Зачем же я это сделал? Ведь это не ночной кошмар, а горькая действительность. Я надеялся навечно похоронить сыры в патентованном подвале, но они вырвались из заточения, мельтешили у меня перед глазами, камнем лежали на сердце и воняли.
Я думаю, причина в том, что я чересчур покладист. Когда Ван Схоонбеке спросил меня, не хочу ли я этим заняться, у меня не нашлось смелости оттолкнуть его вместе с его сыром. Теперь я расплачиваюсь за свою трусость. Я заслужил эту сырную напасть.
Наступил последний день.
Я лежал в постели до половины десятого, потом стал медленно пить кофе и так дотянул до половины одиннадцатого. Читать газету я не мог и поплелся в контору, как пес бредет в свою конуру, когда не знает, что ему делать. И вдруг меня осенила блестящая мысль.
А зачем мне, собственно, принимать Хорнстру?
Деньги я могу просто переслать ему по почте, а его сыр в целости и сохранности лежит в подвале. Почему бы мне не избавить свою жену от неприятной сцены?
Без десяти одиннадцать я уселся в гостиной около входной двери.
А вдруг он вообще не приедет? Может быть, он умер. Может быть, он проследует прямо в Париж? Тогда бы меня предупредили. Голландцы народ основательный. Он приедет позже, но приедет.
Вдруг бесшумно, как тень, подкатывает шикарная машина, и тут же раздается звонок.
Я недовольно морщусь, так как дребезжание звонка раздражает меня, и встаю.
Слышу, как жена в кухне ставит на пол ведро и идет по коридору отворять.
Когда она проходит мимо гостиной, я выскакиваю в коридор и преграждаю ей дорогу. Она пытается пройти, но я отталкиваю ее. Вот так мне следовало оттолкнуть от себя сыр.
— Не открывай, — говорю я свистящим шепотом.

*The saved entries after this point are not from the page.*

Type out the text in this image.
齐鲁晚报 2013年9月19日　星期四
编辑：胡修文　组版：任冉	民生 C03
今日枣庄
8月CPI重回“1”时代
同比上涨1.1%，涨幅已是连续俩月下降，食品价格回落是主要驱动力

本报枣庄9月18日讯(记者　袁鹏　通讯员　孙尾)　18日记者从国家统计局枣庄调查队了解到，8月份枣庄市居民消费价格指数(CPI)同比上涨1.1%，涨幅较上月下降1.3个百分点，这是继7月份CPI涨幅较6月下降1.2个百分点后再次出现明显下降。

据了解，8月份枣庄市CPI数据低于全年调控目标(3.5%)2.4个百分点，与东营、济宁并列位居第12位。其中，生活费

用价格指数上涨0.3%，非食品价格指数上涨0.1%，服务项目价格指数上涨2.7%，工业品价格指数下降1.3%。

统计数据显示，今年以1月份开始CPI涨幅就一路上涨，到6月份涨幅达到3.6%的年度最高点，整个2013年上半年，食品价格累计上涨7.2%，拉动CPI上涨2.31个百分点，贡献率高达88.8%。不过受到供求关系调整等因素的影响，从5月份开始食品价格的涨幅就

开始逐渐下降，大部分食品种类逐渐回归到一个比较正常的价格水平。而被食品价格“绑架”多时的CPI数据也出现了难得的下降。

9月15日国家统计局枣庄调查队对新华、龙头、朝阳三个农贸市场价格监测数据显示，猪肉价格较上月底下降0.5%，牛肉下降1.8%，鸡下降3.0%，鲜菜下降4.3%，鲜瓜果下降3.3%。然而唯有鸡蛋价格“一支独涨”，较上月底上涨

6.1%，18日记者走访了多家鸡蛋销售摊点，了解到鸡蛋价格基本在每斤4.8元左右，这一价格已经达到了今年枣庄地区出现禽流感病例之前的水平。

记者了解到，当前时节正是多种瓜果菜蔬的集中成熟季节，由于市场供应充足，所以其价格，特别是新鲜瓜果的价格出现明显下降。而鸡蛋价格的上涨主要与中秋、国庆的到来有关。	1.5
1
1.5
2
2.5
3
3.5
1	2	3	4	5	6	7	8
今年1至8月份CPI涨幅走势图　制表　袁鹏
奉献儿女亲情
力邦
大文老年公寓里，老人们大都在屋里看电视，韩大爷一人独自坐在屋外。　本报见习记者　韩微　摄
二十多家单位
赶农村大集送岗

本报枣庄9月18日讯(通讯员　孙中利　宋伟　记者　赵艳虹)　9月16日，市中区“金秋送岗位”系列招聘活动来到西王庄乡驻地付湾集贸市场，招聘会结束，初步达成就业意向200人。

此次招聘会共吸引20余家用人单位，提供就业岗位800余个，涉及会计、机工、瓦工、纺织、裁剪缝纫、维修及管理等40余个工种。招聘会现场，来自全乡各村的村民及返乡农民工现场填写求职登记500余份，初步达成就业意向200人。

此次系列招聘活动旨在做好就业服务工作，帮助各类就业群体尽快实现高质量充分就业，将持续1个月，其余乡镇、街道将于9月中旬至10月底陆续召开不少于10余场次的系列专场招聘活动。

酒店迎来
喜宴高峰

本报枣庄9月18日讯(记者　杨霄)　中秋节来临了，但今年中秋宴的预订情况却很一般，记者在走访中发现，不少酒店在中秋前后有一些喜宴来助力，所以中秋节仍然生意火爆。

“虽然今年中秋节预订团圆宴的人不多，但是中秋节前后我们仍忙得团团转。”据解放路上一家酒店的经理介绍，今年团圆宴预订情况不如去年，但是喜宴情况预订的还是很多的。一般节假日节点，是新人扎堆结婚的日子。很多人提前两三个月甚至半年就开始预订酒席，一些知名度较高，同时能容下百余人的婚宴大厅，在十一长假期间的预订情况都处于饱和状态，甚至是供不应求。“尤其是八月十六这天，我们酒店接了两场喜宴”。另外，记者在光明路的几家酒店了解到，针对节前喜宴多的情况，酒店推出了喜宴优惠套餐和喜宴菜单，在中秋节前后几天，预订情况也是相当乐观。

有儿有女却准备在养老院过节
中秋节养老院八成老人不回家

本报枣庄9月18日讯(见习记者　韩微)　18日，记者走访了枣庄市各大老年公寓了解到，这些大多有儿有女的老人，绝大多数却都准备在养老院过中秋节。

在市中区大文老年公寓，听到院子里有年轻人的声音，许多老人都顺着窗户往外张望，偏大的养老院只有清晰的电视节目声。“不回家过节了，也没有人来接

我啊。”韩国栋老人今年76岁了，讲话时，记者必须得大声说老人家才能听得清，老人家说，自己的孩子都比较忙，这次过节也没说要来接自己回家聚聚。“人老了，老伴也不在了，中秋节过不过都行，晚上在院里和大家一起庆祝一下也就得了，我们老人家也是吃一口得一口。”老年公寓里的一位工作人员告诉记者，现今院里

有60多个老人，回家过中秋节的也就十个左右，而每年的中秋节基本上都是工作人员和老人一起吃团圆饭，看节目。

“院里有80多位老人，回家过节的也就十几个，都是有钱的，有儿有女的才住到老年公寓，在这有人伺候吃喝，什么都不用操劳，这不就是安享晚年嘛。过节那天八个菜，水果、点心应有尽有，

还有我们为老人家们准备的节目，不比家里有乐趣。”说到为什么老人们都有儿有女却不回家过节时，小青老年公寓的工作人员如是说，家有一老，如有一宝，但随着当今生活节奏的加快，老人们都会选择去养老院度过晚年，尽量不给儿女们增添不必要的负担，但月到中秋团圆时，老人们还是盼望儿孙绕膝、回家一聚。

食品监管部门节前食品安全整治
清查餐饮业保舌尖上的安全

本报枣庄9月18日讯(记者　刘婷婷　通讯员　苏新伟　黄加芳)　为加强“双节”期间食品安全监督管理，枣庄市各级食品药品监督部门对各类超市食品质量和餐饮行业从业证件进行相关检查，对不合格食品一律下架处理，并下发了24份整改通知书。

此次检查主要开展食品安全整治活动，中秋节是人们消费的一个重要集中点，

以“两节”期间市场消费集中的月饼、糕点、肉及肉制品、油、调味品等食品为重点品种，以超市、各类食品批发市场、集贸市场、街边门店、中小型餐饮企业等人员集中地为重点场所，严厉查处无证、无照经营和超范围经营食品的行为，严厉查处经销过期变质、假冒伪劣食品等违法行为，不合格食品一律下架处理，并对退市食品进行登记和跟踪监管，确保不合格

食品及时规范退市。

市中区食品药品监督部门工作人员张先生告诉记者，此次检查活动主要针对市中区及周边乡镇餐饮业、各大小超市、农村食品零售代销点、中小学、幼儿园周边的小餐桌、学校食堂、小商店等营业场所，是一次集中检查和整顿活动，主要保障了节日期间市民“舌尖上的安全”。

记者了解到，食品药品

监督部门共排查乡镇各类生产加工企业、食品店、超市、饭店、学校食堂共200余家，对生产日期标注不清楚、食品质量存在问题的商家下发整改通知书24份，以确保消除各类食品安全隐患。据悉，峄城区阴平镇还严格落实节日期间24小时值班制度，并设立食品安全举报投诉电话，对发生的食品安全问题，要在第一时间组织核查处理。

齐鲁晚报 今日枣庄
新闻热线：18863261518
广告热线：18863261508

Она смотрит на меня безумным взглядом. Так смотрят на убийство, которому не могут помешать. Впервые за тридцать лет совместной жизни я вижу ее испуганной.
Больше я не говорю ни слова. Мне и не нужно ничего говорить, потому что она бледнеет и уходит на кухню. Я перехожу в угол гостиной, откуда мне хорошо видна улица. А с улицы в окно видна лишь моя тень. Соседка, разумеется, тоже стоит в своей гостиной, в нескольких шагах от меня. Я уверен в этом.
Звонят второй раз. Повелительный звон разносится по моему тихому дому.
Немного погодя я вижу шофера, идущего к машине. Он молча открывает дверцу, и из машины выходит Хорнстра. На нем клетчатый дорожный костюм, короткие брюки и английское кепи. Рядом с ним собачка на поводке.
Хорнстра удивленно смотрит на безмолвный фасад моего дома, подходит к окну и пытается что-то рассмотреть в комнате. Я слышу — он что-то говорит, но не могу разобрать слов.
И тут вдруг появляется госпожа Пеетерс.
Она вышла предложить свои услуги, хотя ее никто не звал. Я услышал бы, если бы Хорнстра звонил к ней.
Она тоже приникла своей физиономией к нашему окну, как будто она может что-то обнаружить там, где ничего не увидел Хорнстра. Она мне противна. Хотя вообще-то она не виновата. А что еще делать этой несчастной старой перечнице целыми долгими днями? Она никуда не ходит, и наша улица — это ее кинотеатр, где всегда показывают один и тот же фильм.
Теперь звонит сама госпожа Пеетерс. Еще некоторое время они разыгрывают свою пантомиму, потом Хорнстра достает бумажник и хочет отблагодарить ее за услуги, но она решительно отказывается. Это видно по ее гримасам.